T5F25X-alamy-rf Photo by Alamy Stock Photo

Summer is one of the busiest times for home renovations—and your neighborhood is filled with the sounds of saws and hammers from construction projects. If you’re remodeling or building an addition, you’ve probably spent time researching contractors, selecting the latest products, and setting a budget. However, many people fail to fully research how the project will affect their homeowners insurance. It’s an essential step, as renovation projects involve some risk. Here are four things you can do to make sure you are properly covered.

1. Check your contractor’s license and insurance.

Make sure your builder has commercial business/general liability and workers’ compensation coverage, which typically pays medical costs if one of the contractor’s full-time employees gets hurt while working on your renovation. If your contractor plans to hire subcontractors, such as plumbers and electricians, check that they also have this coverage. The AAA Home Improvement and Repair Network can be a resource to locate contractors who have been prescreened for license, insurance, and financial stability.

2. Call your insurance agent or insurance service representative if you are planning a remodeling project.

Whether you’re building an addition to your home, or doing a home improvement such as replacing your tile kitchen countertops with granite or tearing out carpet and putting in hardwood floors, you want to make sure you would have enough insurance to replace these upgrades if you had to rebuild your home.

3. Check for codes and permits.

If you’re hiring a contractor, make sure he or she pulls the necessary permits so the project is up to code. Do-it-yourselfers should call their local building department to see if a permit is needed. Many projects—including electrical or plumbing, and additions—require one. Other projects may have specific requirements, such as making sure your retaining wall is a certain height. Understanding these requirements prior to starting a project can help avoid later issues or fines.
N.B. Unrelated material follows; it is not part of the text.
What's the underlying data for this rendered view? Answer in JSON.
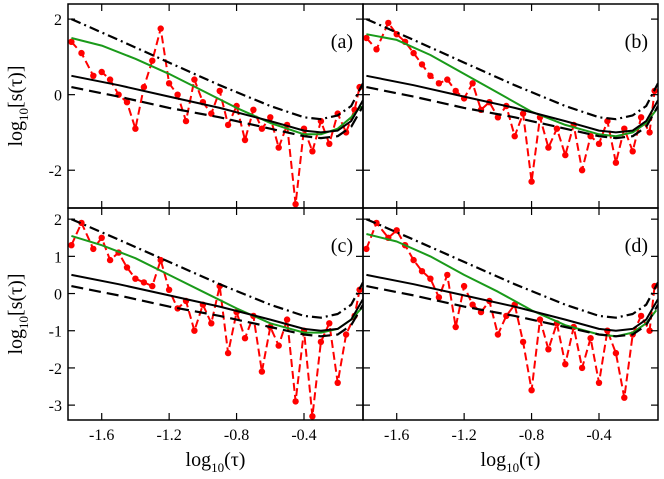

If you sell your home, having a permit will also be proof that the renovation was done correctly.

4. Review your current coverage.

Even if you are not currently remodeling, it is important to make sure you have adequate coverage in the event you suffer a total loss and have to rebuild. Be aware that many code upgrades are required for renovations or rebuilds. You will be required to rebuild to current standards, and that can add significant cost to your project. Your insurance agent or customer service representative can assist you with a comprehensive policy review to give you peace of mind.